Het huis heeft de lengtemaat van 30 Rijnlandse voet (9.42 meter), die door het hele ontwerp terugkomt. Wanneer hij voor een groter huis gekozen zou hebben zou volgens deze theorie op basis van de verhouding 1:2:4 ook voor de brug en het voorplein een grotere omvang nodig zijn geweest om het juiste evenwicht in de proporties te bewaken. De omstandigheden lieten geen vergroting van de vijver toe, met als gevolg dat het grotere huis niet meer in het midden van de vijver gelegen zou hebben, waardoor de harmonie verstoord zou zijn. Zo moest Huygens zich ter wille van de Vitruviaanse zuiverheid van bouwen tevreden stellen met een betrekkelijk klein huis (Bregman 2000, p. 10-12).

Deze keuze op grond van sociale, ethische en classicistische argumenten had bovendien het voordeel dat hij paste in de traditie van het landleven zoals die in de West-Europese literatuur verwoord was. Sinds de Romeinse scriptores rei rusticae gold de eis dat een huis op het land niet te groot en te weelderig mocht zijn

(bijvoorbeeld Varro, De agricultura xiii, 6, 7). In de buitenlevenliteratuur is deze opvatting tot een topos geworden. Zowel Cats als Westerbaen benadrukken dat zij een klein, laag huis bewonen. Huygens' Engelse tijdgenoot Abraham Cowley spreekt de wens uit: ‘that I might be Master at last of a small House and large Garden’

(Cowley 1967, p. 326). Dit is precies wat Huygens bereikt heeft.

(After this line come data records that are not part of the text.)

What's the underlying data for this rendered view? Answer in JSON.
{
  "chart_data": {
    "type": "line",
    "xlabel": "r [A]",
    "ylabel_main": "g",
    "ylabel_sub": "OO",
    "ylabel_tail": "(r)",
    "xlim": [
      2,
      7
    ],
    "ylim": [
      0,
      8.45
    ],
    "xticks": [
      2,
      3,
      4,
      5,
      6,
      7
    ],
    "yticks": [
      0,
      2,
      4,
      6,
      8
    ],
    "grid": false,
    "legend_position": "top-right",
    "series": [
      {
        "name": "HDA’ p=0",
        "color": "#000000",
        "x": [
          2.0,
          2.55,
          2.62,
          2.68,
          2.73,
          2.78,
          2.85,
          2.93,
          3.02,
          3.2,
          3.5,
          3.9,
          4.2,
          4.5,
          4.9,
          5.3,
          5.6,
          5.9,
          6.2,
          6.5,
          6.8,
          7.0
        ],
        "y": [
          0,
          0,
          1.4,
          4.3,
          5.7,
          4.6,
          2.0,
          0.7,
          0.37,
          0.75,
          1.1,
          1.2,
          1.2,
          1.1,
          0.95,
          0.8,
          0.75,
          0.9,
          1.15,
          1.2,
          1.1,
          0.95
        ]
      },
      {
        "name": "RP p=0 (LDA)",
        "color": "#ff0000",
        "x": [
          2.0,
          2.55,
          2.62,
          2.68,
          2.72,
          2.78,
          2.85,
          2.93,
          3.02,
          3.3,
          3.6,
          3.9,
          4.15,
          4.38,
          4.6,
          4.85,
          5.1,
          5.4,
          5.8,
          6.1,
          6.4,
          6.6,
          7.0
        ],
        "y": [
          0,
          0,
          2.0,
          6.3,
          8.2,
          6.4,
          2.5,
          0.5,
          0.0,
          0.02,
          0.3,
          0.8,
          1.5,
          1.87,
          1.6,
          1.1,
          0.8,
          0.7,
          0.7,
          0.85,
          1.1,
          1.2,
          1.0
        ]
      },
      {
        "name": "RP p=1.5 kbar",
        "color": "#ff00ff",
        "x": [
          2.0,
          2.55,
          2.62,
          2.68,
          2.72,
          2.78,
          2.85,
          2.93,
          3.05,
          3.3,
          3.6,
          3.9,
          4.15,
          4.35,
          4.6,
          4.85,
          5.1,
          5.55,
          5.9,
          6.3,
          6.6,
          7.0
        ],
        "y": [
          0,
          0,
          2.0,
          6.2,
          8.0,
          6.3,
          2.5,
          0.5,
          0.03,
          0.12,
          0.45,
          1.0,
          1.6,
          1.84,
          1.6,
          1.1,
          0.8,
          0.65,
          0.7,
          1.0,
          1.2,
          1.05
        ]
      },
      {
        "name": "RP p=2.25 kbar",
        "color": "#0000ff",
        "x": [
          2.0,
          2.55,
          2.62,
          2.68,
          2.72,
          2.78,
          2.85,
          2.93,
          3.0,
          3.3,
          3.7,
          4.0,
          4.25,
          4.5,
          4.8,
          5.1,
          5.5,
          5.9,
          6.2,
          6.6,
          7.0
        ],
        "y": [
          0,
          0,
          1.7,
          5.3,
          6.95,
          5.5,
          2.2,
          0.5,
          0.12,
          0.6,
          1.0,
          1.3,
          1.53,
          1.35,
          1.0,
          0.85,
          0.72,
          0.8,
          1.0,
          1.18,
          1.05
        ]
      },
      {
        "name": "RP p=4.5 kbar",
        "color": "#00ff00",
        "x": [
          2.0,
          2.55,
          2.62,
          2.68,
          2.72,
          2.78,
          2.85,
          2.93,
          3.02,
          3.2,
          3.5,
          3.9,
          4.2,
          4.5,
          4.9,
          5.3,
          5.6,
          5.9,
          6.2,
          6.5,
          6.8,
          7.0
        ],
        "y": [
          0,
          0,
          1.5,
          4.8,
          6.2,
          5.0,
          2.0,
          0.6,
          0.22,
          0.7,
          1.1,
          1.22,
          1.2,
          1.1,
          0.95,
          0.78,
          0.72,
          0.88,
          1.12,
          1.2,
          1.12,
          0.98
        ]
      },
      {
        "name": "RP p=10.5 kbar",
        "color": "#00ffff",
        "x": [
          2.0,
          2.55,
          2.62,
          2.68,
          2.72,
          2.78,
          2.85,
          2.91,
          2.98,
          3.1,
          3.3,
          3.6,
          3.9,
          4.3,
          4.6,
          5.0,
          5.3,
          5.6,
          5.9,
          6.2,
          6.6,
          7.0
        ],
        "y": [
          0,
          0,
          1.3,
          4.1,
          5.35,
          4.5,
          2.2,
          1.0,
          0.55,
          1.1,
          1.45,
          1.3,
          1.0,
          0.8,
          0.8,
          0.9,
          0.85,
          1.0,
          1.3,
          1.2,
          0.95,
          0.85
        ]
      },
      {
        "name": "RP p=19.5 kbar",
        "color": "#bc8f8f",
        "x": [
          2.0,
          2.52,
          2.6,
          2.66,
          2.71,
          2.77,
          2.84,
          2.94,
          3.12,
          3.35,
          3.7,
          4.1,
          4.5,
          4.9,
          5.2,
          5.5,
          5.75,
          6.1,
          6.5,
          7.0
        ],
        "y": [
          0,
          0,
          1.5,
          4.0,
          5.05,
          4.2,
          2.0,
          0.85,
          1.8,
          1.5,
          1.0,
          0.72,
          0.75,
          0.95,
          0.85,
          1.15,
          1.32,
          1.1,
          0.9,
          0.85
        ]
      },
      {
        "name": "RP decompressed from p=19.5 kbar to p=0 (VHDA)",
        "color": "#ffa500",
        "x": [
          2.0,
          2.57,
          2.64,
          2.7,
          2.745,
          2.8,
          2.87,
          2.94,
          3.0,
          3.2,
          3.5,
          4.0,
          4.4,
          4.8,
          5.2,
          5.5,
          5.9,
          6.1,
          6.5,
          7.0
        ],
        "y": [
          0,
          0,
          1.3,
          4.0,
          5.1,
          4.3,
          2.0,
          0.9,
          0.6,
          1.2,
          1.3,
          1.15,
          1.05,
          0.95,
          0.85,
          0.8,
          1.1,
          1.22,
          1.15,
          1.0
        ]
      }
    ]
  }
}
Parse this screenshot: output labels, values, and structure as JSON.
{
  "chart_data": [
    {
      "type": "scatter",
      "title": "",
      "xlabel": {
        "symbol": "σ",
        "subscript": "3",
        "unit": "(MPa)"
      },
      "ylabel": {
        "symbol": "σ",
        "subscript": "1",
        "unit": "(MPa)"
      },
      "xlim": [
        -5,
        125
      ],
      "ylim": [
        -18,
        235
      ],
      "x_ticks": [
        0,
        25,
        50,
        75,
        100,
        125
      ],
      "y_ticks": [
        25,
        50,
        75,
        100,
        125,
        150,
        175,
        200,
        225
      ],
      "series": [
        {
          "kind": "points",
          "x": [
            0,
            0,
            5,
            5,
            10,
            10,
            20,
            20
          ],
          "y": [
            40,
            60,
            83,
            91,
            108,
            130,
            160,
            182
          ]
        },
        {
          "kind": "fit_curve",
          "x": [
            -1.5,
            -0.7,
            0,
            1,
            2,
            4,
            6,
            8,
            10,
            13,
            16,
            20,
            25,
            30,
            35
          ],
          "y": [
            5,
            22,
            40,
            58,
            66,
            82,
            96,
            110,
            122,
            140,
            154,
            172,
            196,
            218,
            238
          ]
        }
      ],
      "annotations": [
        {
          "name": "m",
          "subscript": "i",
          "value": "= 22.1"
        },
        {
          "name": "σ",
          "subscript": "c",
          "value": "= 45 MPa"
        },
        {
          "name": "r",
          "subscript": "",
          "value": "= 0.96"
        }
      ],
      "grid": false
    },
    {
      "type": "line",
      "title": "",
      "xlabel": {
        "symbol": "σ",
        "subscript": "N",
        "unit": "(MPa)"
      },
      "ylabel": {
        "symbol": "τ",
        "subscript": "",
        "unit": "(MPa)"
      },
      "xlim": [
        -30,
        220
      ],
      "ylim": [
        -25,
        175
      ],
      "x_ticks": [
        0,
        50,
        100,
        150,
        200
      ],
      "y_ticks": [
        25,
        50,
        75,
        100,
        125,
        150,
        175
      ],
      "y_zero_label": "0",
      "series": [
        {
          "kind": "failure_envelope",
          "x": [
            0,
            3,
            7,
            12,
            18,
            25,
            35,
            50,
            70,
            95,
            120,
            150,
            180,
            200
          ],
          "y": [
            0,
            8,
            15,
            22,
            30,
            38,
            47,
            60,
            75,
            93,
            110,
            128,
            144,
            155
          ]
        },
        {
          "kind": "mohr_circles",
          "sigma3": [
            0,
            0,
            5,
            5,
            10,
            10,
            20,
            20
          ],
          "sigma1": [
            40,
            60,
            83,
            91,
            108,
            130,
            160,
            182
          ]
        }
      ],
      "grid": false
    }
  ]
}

Het huis mag klein geweest zijn, het is niet zonder enige luxe uitgevoerd. Het

heeft een leien dak en een slotbrug die versierd is met beelden die de vier

jaargetijden voorstellen. In de gevelnissen zijn - uniek voor ons land - grisailles

aangebracht, schilderingen die vanuit de verte gezien een driedimensionaal effect

bieden (Roosendaal 1987, p. 211-12).

(6)

Op een tekening van F. de Moucheron uit ca. 1675 is te zien dat in het festoen van één van de gevelnissen van het souterrain het woord otium is aangebracht. De landheer geeft hier in positieve zin de functie van zijn buitenverblijf aan, die hij in de naam van zijn huis negatief geformuleerd heeft.

De tuin valt vooral op door een overwicht aan bomen. De enige bloemen die in het gedicht Hofwijck genoemd worden, zijn rozen. Anders dan bij Cats en Westerbaen ontbreken bloemperken. Huygens heeft een belangrijke rol gespeeld als adviseur van Frederik Hendrik bij de aanleg van de stadhouderlijke tuinen. Daar ging het zowel om een veel complexere tuinaanleg als om versiering met veel beelden die ook een programmatische functie hadden (Bezemer Sellers 2001, passim, i.h.b. p.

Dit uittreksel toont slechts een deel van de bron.